At one time, the compact disc (CD) was so popular, so profitable that the music industry couldn’t imagine life without it…until it had to. A disruption nobody had foreseen, advances in technology are to blame for the death of the music industry’s biggest money-spinner. Spawned by file-sharing via Napster and Limewire and the launch of the mp3 at the turn of the millennium, CD sales nearly halved between 2000 and 2007, which is when smartphones and the first music streaming services surfaced to put the final nail in the compact disc’s round coffin. Unfortunately, with the downfall of the CD came a breakdown in the music industry, shifting the balance of power in favor of consumers and platform owners, resulting in a commensurate fall in revenues for the music sector.

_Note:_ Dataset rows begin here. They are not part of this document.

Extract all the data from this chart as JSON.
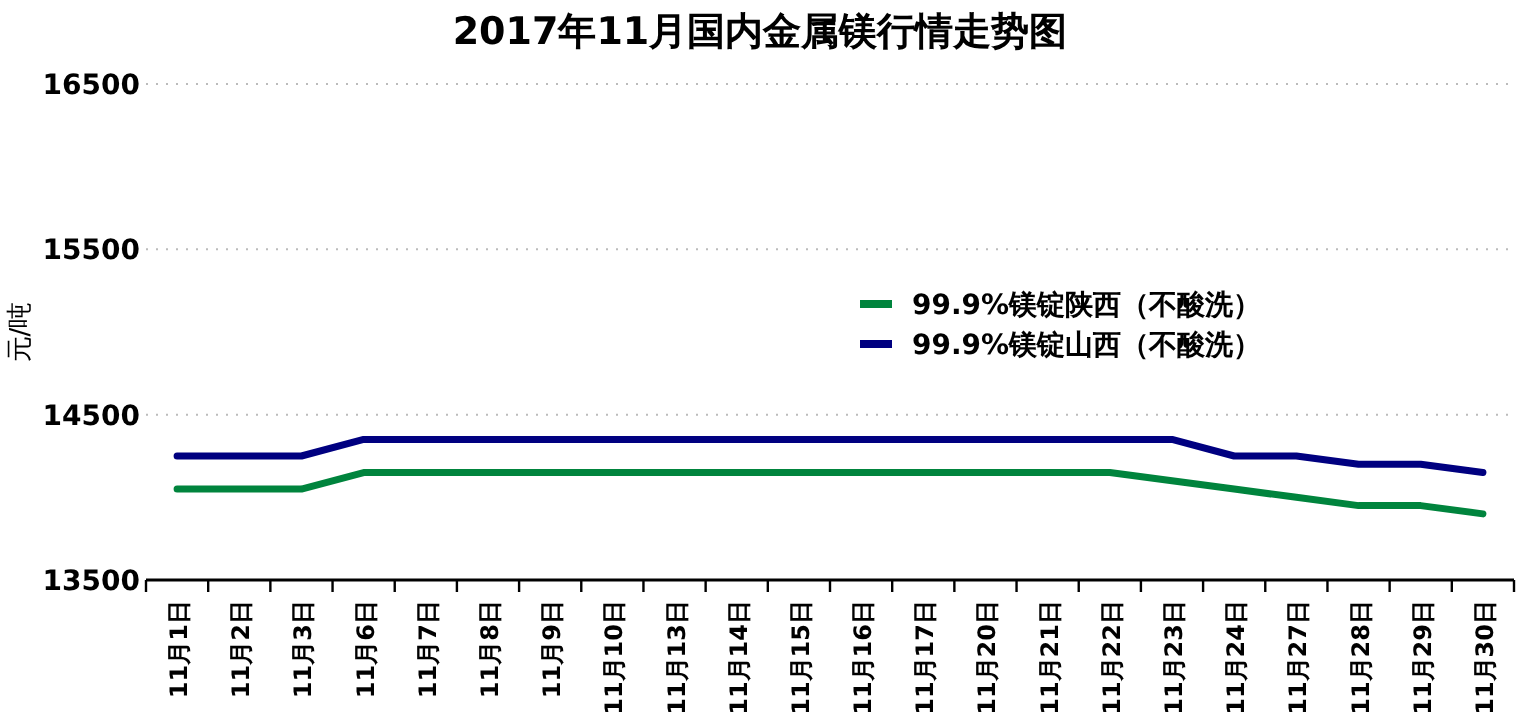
{
  "chart_data": {
    "type": "line",
    "title": "2017年11月国内金属镁行情走势图",
    "ylabel": "元/吨",
    "categories": [
      "11月1日",
      "11月2日",
      "11月3日",
      "11月6日",
      "11月7日",
      "11月8日",
      "11月9日",
      "11月10日",
      "11月13日",
      "11月14日",
      "11月15日",
      "11月16日",
      "11月17日",
      "11月20日",
      "11月21日",
      "11月22日",
      "11月23日",
      "11月24日",
      "11月27日",
      "11月28日",
      "11月29日",
      "11月30日"
    ],
    "series": [
      {
        "name": "99.9%镁锭陕西（不酸洗）",
        "color": "#00843d",
        "values": [
          14050,
          14050,
          14050,
          14150,
          14150,
          14150,
          14150,
          14150,
          14150,
          14150,
          14150,
          14150,
          14150,
          14150,
          14150,
          14150,
          14100,
          14050,
          14000,
          13950,
          13950,
          13900
        ]
      },
      {
        "name": "99.9%镁锭山西（不酸洗）",
        "color": "#000080",
        "values": [
          14250,
          14250,
          14250,
          14350,
          14350,
          14350,
          14350,
          14350,
          14350,
          14350,
          14350,
          14350,
          14350,
          14350,
          14350,
          14350,
          14350,
          14250,
          14250,
          14200,
          14200,
          14150
        ]
      }
    ],
    "ylim": [
      13500,
      16500
    ],
    "yticks": [
      13500,
      14500,
      15500,
      16500
    ],
    "grid": "y",
    "legend": "right"
  }
}
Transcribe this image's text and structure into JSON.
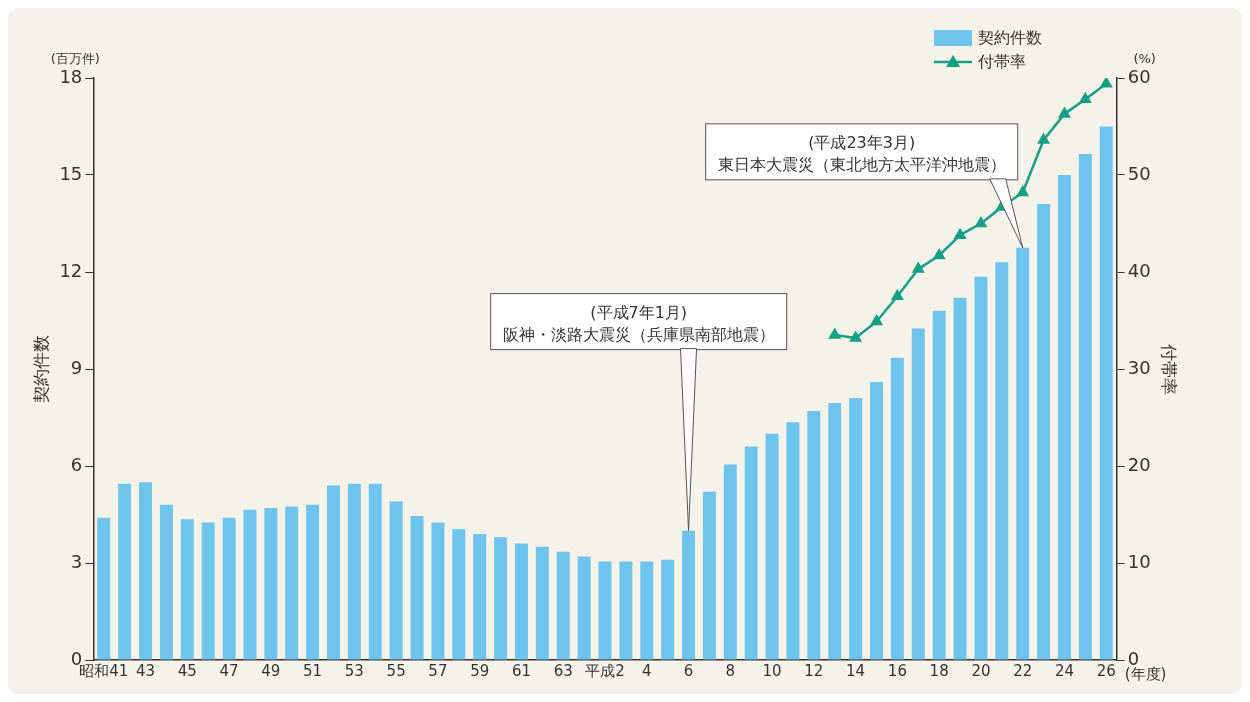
{
  "chart_data": {
    "type": "bar",
    "xlabel": "(年度)",
    "ylabel": "契約件数",
    "y2label": "付帯率",
    "categories": [
      "昭和41",
      null,
      "43",
      null,
      "45",
      null,
      "47",
      null,
      "49",
      null,
      "51",
      null,
      "53",
      null,
      "55",
      null,
      "57",
      null,
      "59",
      null,
      "61",
      null,
      "63",
      null,
      "平成2",
      null,
      "4",
      null,
      "6",
      null,
      "8",
      null,
      "10",
      null,
      "12",
      null,
      "14",
      null,
      "16",
      null,
      "18",
      null,
      "20",
      null,
      "22",
      null,
      "24",
      null,
      "26"
    ],
    "series": [
      {
        "name": "契約件数",
        "color": "#6ec4ec",
        "values": [
          4.4,
          5.45,
          5.5,
          4.8,
          4.35,
          4.25,
          4.4,
          4.65,
          4.7,
          4.75,
          4.8,
          5.4,
          5.45,
          5.45,
          4.9,
          4.45,
          4.25,
          4.05,
          3.9,
          3.8,
          3.6,
          3.5,
          3.35,
          3.2,
          3.05,
          3.05,
          3.05,
          3.1,
          4.0,
          5.2,
          6.05,
          6.6,
          7.0,
          7.35,
          7.7,
          7.95,
          8.1,
          8.6,
          9.35,
          10.25,
          10.8,
          11.2,
          11.85,
          12.3,
          12.75,
          14.1,
          15.0,
          15.65,
          16.5
        ]
      },
      {
        "name": "付帯率",
        "type": "line",
        "axis": "y2",
        "color": "#14a085",
        "marker": "triangle",
        "values": [
          null,
          null,
          null,
          null,
          null,
          null,
          null,
          null,
          null,
          null,
          null,
          null,
          null,
          null,
          null,
          null,
          null,
          null,
          null,
          null,
          null,
          null,
          null,
          null,
          null,
          null,
          null,
          null,
          null,
          null,
          null,
          null,
          null,
          null,
          null,
          33.5,
          33.2,
          34.9,
          37.5,
          40.3,
          41.7,
          43.8,
          45.0,
          46.7,
          48.2,
          53.6,
          56.3,
          57.8,
          59.4
        ]
      }
    ],
    "ylim": [
      0,
      18
    ],
    "yticks": [
      0,
      3,
      6,
      9,
      12,
      15,
      18
    ],
    "y2lim": [
      0,
      60
    ],
    "y2ticks": [
      0,
      10,
      20,
      30,
      40,
      50,
      60
    ],
    "legend": "top right",
    "annotations": [
      "(百万件)",
      "(%)",
      {
        "text": "(平成7年1月)\n阪神・淡路大震災（兵庫県南部地震）",
        "x": "6",
        "y": 4.0
      },
      {
        "text": "(平成23年3月)\n東日本大震災（東北地方太平洋沖地震）",
        "x": "22",
        "y": 12.75
      }
    ]
  }
}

However, after an 11- year slump, the music industry is on the rise once again, notching double digit annual growth since 2016, with 2018 revenues up 13% year on year. The reason: music streaming platforms—a medium that barely registered as a source of income a decade ago! Now, accounting for nearly 80% of retail sales revenues in the U.S., streaming has been a boon for the industry, resulting in $20.2 billion in revenue in 2019, up from $14 billion in 2014. With that said, Warner Music Group’s plan to go public, with an initial public offering valuing the company at $13.3 billion, reflects a revitalized industry. And on this snippet of Business Casual, hosts Daniel Litwin and Tyler Kern break down Warner’s business strategy, consumer listening habits, digital streaming platforms, and the overall economics of the music industry.